Losing your job is hard. It’s a loss not just of income but of professional identity, self-confidence and self-esteem, purposeful activity, colleagues, security and peace of mind.

You feel shocked, anger, fear, grief at your loss, anxious about the future and often depression. In his article “Coping with the emotions of a job loss – some excellent advice,” Andy Robinson lists the following symptoms of job loss grief: a parent’s diminished ability to parent, difficulties adjusting to new family roles and tasks, difficulties remembering the “good times,” increased family disputes, blaming others, stress-related health issues, concerns about the financial future, concerns about possibly having to move and worries about what friends will think about the unemployed status. Candidates have shared with us the emotional pain of losing a job, the feelings of depression and the challenges encountered by their families. I’ve also experienced it firsthand when my husband lost his job.

These feelings are all very real, but they do not define you. As Robert Cossick says in his blog, “Come out of the pit. Your worth is not based on whether or not an employer places value on you. Your worth is based on the people around you, those who love you, and the ones you invest in and care about.” Cossick defines four steps to change your focus and recognize your worth or, as he says, “to come out of the pit.”

Steps to ‘come out of the pit’

1. Make a list of the people who have influenced your life and thank them for doing so.

2. Make a list of the people you have influenced and make a mental note of how that influence has impacted their lives.

3. Allow steps one and two to rebuild your own confidence and reaffirm your self-worth.

4. Expand step two by investing in more lives.

Scientific research shows acts of kindness and investing in the lives of others produce some of the same “feel-good” chemicals in us as antidepressant medications do. They also help us to stop focusing on our own problems and realize how much we have to be thankful for. In her Forbes article “Bouncing back from job loss: The 7 habits of highly effective job hunters,” Margie Warrell talks about the importance of extending kindness to others.
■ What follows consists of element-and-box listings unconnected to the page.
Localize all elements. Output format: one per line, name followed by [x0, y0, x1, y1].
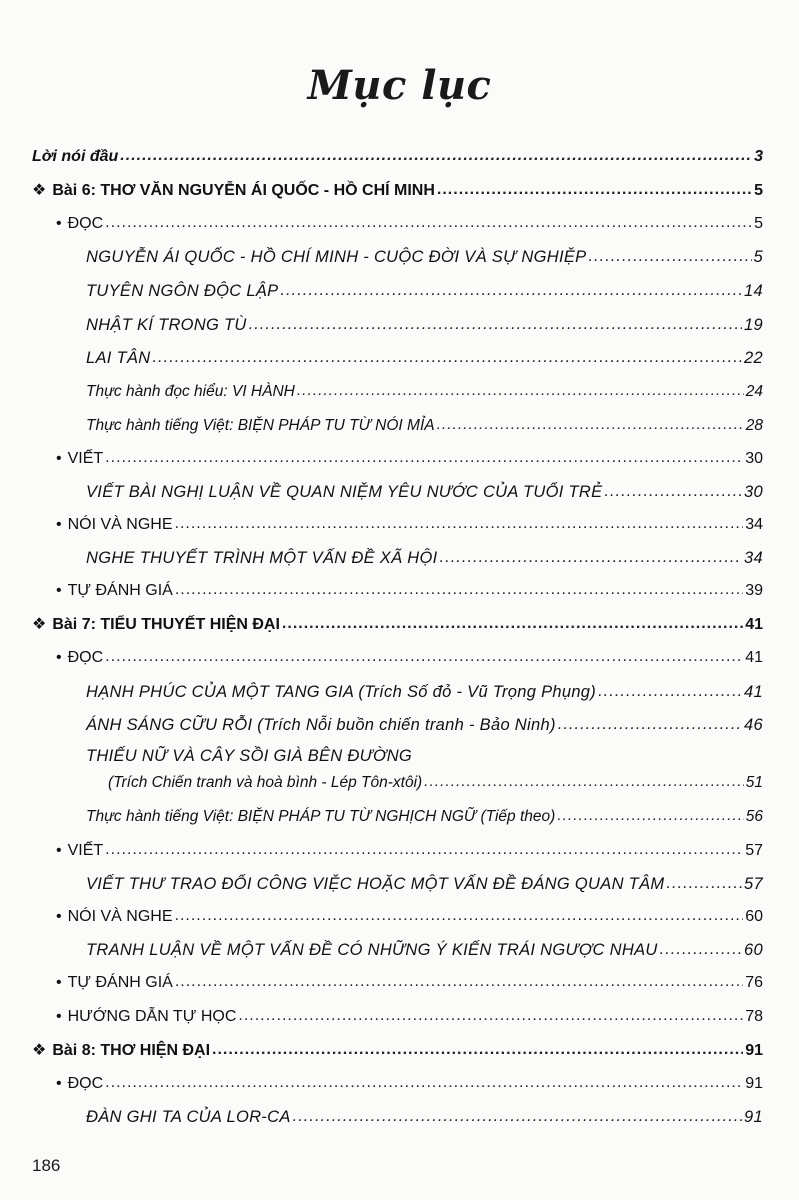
bullet-icon: • — [56, 215, 62, 232]
toc-entry-label: ÁNH SÁNG CỮU RỖI (Trích Nỗi buồn chiến tranh - Bảo Ninh) — [86, 716, 556, 734]
toc-section[interactable] — [56, 448, 763, 470]
dot-leader — [598, 680, 742, 702]
toc-entry-page: 22 — [744, 349, 763, 367]
toc-entry-label: Bài 8: THƠ HIỆN ĐẠI — [52, 1042, 211, 1059]
dot-leader — [666, 872, 742, 894]
toc-entry[interactable] — [86, 714, 763, 736]
toc-entry-label: ĐỌC — [67, 649, 104, 666]
dot-leader — [175, 579, 743, 601]
toc-entry-page: 3 — [754, 148, 763, 165]
toc-entry-page: 91 — [745, 1075, 763, 1092]
toc-entry[interactable] — [86, 1106, 763, 1128]
toc-entry-label: Thực hành tiếng Việt: BIỆN PHÁP TU TỪ NÓI MỈA — [86, 417, 435, 434]
toc-entry-label: ĐỌC — [67, 1075, 104, 1092]
toc-entry[interactable] — [86, 381, 763, 403]
toc-entry-label: Bài 7: TIỂU THUYẾT HIỆN ĐẠI — [52, 616, 280, 633]
dot-leader — [293, 1105, 742, 1127]
bullet-icon: • — [56, 582, 62, 599]
toc-entry[interactable] — [86, 873, 763, 895]
toc-entry-page: 14 — [744, 282, 763, 300]
toc-entry-page: 19 — [744, 316, 763, 334]
toc-entry[interactable] — [32, 146, 763, 168]
toc-entry-page: 46 — [744, 716, 763, 734]
toc-entry-page: 76 — [745, 974, 763, 991]
toc-entry-label: VIẾT — [67, 842, 104, 859]
toc-entry-label: THIẾU NỮ VÀ CÂY SỒI GIÀ BÊN ĐƯỜNG — [86, 747, 413, 765]
toc-entry[interactable] — [86, 280, 763, 302]
toc-entry-page: 60 — [745, 908, 763, 925]
toc-entry-page: 5 — [753, 248, 763, 266]
dot-leader — [105, 646, 743, 668]
toc-entry-page: 91 — [744, 1108, 763, 1126]
dot-leader — [175, 905, 744, 927]
toc-entry[interactable] — [86, 314, 763, 336]
dot-leader — [424, 771, 744, 793]
dot-leader — [440, 546, 743, 568]
dot-leader — [280, 279, 742, 301]
toc-entry-label: (Trích Chiến tranh và hoà bình - Lép Tôn-xtôi) — [108, 774, 423, 791]
toc-entry-label: VIẾT — [67, 450, 104, 467]
toc-entry-label: VIẾT BÀI NGHỊ LUẬN VỀ QUAN NIỆM YÊU NƯỚC CỦA TUỔI TRẺ — [86, 483, 603, 501]
toc-entry[interactable] — [86, 347, 763, 369]
diamond-bullet-icon: ❖ — [32, 1042, 47, 1059]
toc-entry-label: NÓI VÀ NGHE — [67, 516, 173, 533]
toc-entry-title-line[interactable] — [86, 745, 763, 767]
toc-entry-label: NÓI VÀ NGHE — [67, 908, 173, 925]
toc-entry-label: VIẾT THƯ TRAO ĐỔI CÔNG VIỆC HOẶC MỘT VẤN ĐỀ ĐÁNG QUAN TÂM — [86, 875, 665, 893]
dot-leader — [175, 513, 744, 535]
toc-entry-label: Thực hành đọc hiểu: VI HÀNH — [86, 383, 295, 400]
toc-entry-page: 60 — [744, 941, 763, 959]
dot-leader — [152, 346, 742, 368]
toc-entry[interactable] — [108, 772, 763, 794]
diamond-bullet-icon: ❖ — [32, 616, 47, 633]
toc-entry[interactable] — [86, 806, 763, 828]
toc-section[interactable] — [56, 840, 763, 862]
toc-entry[interactable] — [86, 415, 763, 437]
page-number: 186 — [32, 1156, 61, 1175]
dot-leader — [282, 613, 743, 635]
dot-leader — [297, 380, 744, 402]
toc-entry-label: HƯỚNG DẪN TỰ HỌC — [67, 1008, 237, 1025]
toc-entry-page: 41 — [745, 649, 763, 666]
toc-entry-label: ĐỌC — [67, 215, 104, 232]
dot-leader — [105, 212, 752, 234]
dot-leader — [105, 839, 743, 861]
toc-entry-label: ĐÀN GHI TA CỦA LOR-CA — [86, 1108, 291, 1126]
toc-entry[interactable] — [86, 481, 763, 503]
toc-section[interactable] — [56, 1006, 763, 1028]
toc-entry-label: Lời nói đầu — [32, 148, 119, 165]
toc-section[interactable] — [56, 1073, 763, 1095]
toc-entry-label: LAI TÂN — [86, 349, 151, 367]
toc-entry-page: 34 — [744, 549, 763, 567]
dot-leader — [175, 971, 743, 993]
dot-leader — [105, 447, 743, 469]
toc-entry-page: 41 — [745, 616, 763, 633]
dot-leader — [660, 938, 742, 960]
bullet-icon: • — [56, 1075, 62, 1092]
toc-section[interactable] — [56, 906, 763, 928]
bullet-icon: • — [56, 516, 62, 533]
toc-entry-label: NHẬT KÍ TRONG TÙ — [86, 316, 247, 334]
bullet-icon: • — [56, 450, 62, 467]
toc-section[interactable] — [56, 580, 763, 602]
bullet-icon: • — [56, 1008, 62, 1025]
toc-entry-label: Bài 6: THƠ VĂN NGUYỄN ÁI QUỐC - HỒ CHÍ MINH — [52, 182, 435, 199]
toc-entry-page: 28 — [745, 417, 763, 434]
dot-leader — [120, 145, 752, 167]
toc-lesson[interactable] — [32, 1040, 763, 1062]
bullet-icon: • — [56, 908, 62, 925]
diamond-bullet-icon: ❖ — [32, 182, 47, 199]
toc-entry-page: 39 — [745, 582, 763, 599]
toc-lesson[interactable] — [32, 614, 763, 636]
toc-entry-label: Thực hành tiếng Việt: BIỆN PHÁP TU TỪ NGHỊCH NGỮ (Tiếp theo) — [86, 808, 556, 825]
dot-leader — [249, 313, 742, 335]
toc-section[interactable] — [56, 213, 763, 235]
bullet-icon: • — [56, 649, 62, 666]
toc-entry-page: 78 — [745, 1008, 763, 1025]
toc-entry-page: 56 — [745, 808, 763, 825]
toc-entry-page: 30 — [745, 450, 763, 467]
toc-entry-page: 24 — [745, 383, 763, 400]
page-title: Mục lục — [307, 62, 492, 109]
toc-entry-label: TRANH LUẬN VỀ MỘT VẤN ĐỀ CÓ NHỮNG Ý KIẾN TRÁI NGƯỢC NHAU — [86, 941, 658, 959]
dot-leader — [588, 245, 751, 267]
toc-entry-label: NGUYỄN ÁI QUỐC - HỒ CHÍ MINH - CUỘC ĐỜI VÀ SỰ NGHIỆP — [86, 248, 587, 266]
toc-entry-page: 51 — [745, 774, 763, 791]
toc-entry-label: TỰ ĐÁNH GIÁ — [67, 582, 173, 599]
toc-section[interactable] — [56, 972, 763, 994]
toc-entry[interactable] — [86, 246, 763, 268]
dot-leader — [558, 713, 742, 735]
bullet-icon: • — [56, 842, 62, 859]
dot-leader — [238, 1005, 743, 1027]
toc-entry-page: 57 — [745, 842, 763, 859]
toc-section[interactable] — [56, 514, 763, 536]
dot-leader — [105, 1072, 743, 1094]
toc-entry-label: TUYÊN NGÔN ĐỘC LẬP — [86, 282, 279, 300]
bullet-icon: • — [56, 974, 62, 991]
dot-leader — [437, 179, 752, 201]
toc-entry-label: HẠNH PHÚC CỦA MỘT TANG GIA (Trích Số đỏ - Vũ Trọng Phụng) — [86, 683, 597, 701]
toc-entry-page: 30 — [744, 483, 763, 501]
toc-entry-label: TỰ ĐÁNH GIÁ — [67, 974, 173, 991]
dot-leader — [604, 480, 742, 502]
toc-entry-page: 91 — [745, 1042, 763, 1059]
dot-leader — [437, 414, 744, 436]
toc-entry-page: 5 — [754, 215, 763, 232]
toc-entry[interactable] — [86, 681, 763, 703]
toc-entry[interactable] — [86, 939, 763, 961]
dot-leader — [212, 1039, 743, 1061]
toc-entry[interactable] — [86, 547, 763, 569]
toc-entry-page: 57 — [744, 875, 763, 893]
toc-lesson[interactable] — [32, 180, 763, 202]
toc-entry-label: NGHE THUYẾT TRÌNH MỘT VẤN ĐỀ XÃ HỘI — [86, 549, 438, 567]
toc-entry-page: 34 — [745, 516, 763, 533]
toc-entry-page: 5 — [754, 182, 763, 199]
dot-leader — [557, 805, 743, 827]
toc-section[interactable] — [56, 647, 763, 669]
toc-entry-page: 41 — [744, 683, 763, 701]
She says, “There’s no better mood booster than making a difference for someone else, even when you wish your own life was different than it is.”

Speaking of wishing your life was different, Warrell also shares a great tip for finding your next job: tapping into your personal and professional network. So many open positions are not advertised, but employees at those companies know about those openings and are often asked and encouraged to refer people they know. The more people who know you are looking for a job and what you’re looking for, the more people there are who can help you. As Warrell says, “The old adage ‘your network is your net worth’ is particularly relevant when it comes to finding those positions that are filled by word of mouth.” Talk to your neighbors, your former co-workers, the parents on your child’s sports team, etc. Ask them to help you with introductions or to connect you with other people they know who may be able to help you. People love to help and want to help, but they often don’t know how until you ask. Here at BIC Alliance, we are big believers in the power of networking. In fact, “BIC” stands for the “Business & Industry Connection.” If I or any member of our BIC Recruiting team can help you with making industry connections, please let us know.

Remember to treat your job search like a job: Create a plan, set goals and structure your day. But most importantly, make time to invest in others. As Cossick says in his blog, “Your life has value way beyond any job you will ever have, so start living your life for the things that really matter…faith, family and friends because that value will be forever treasured.”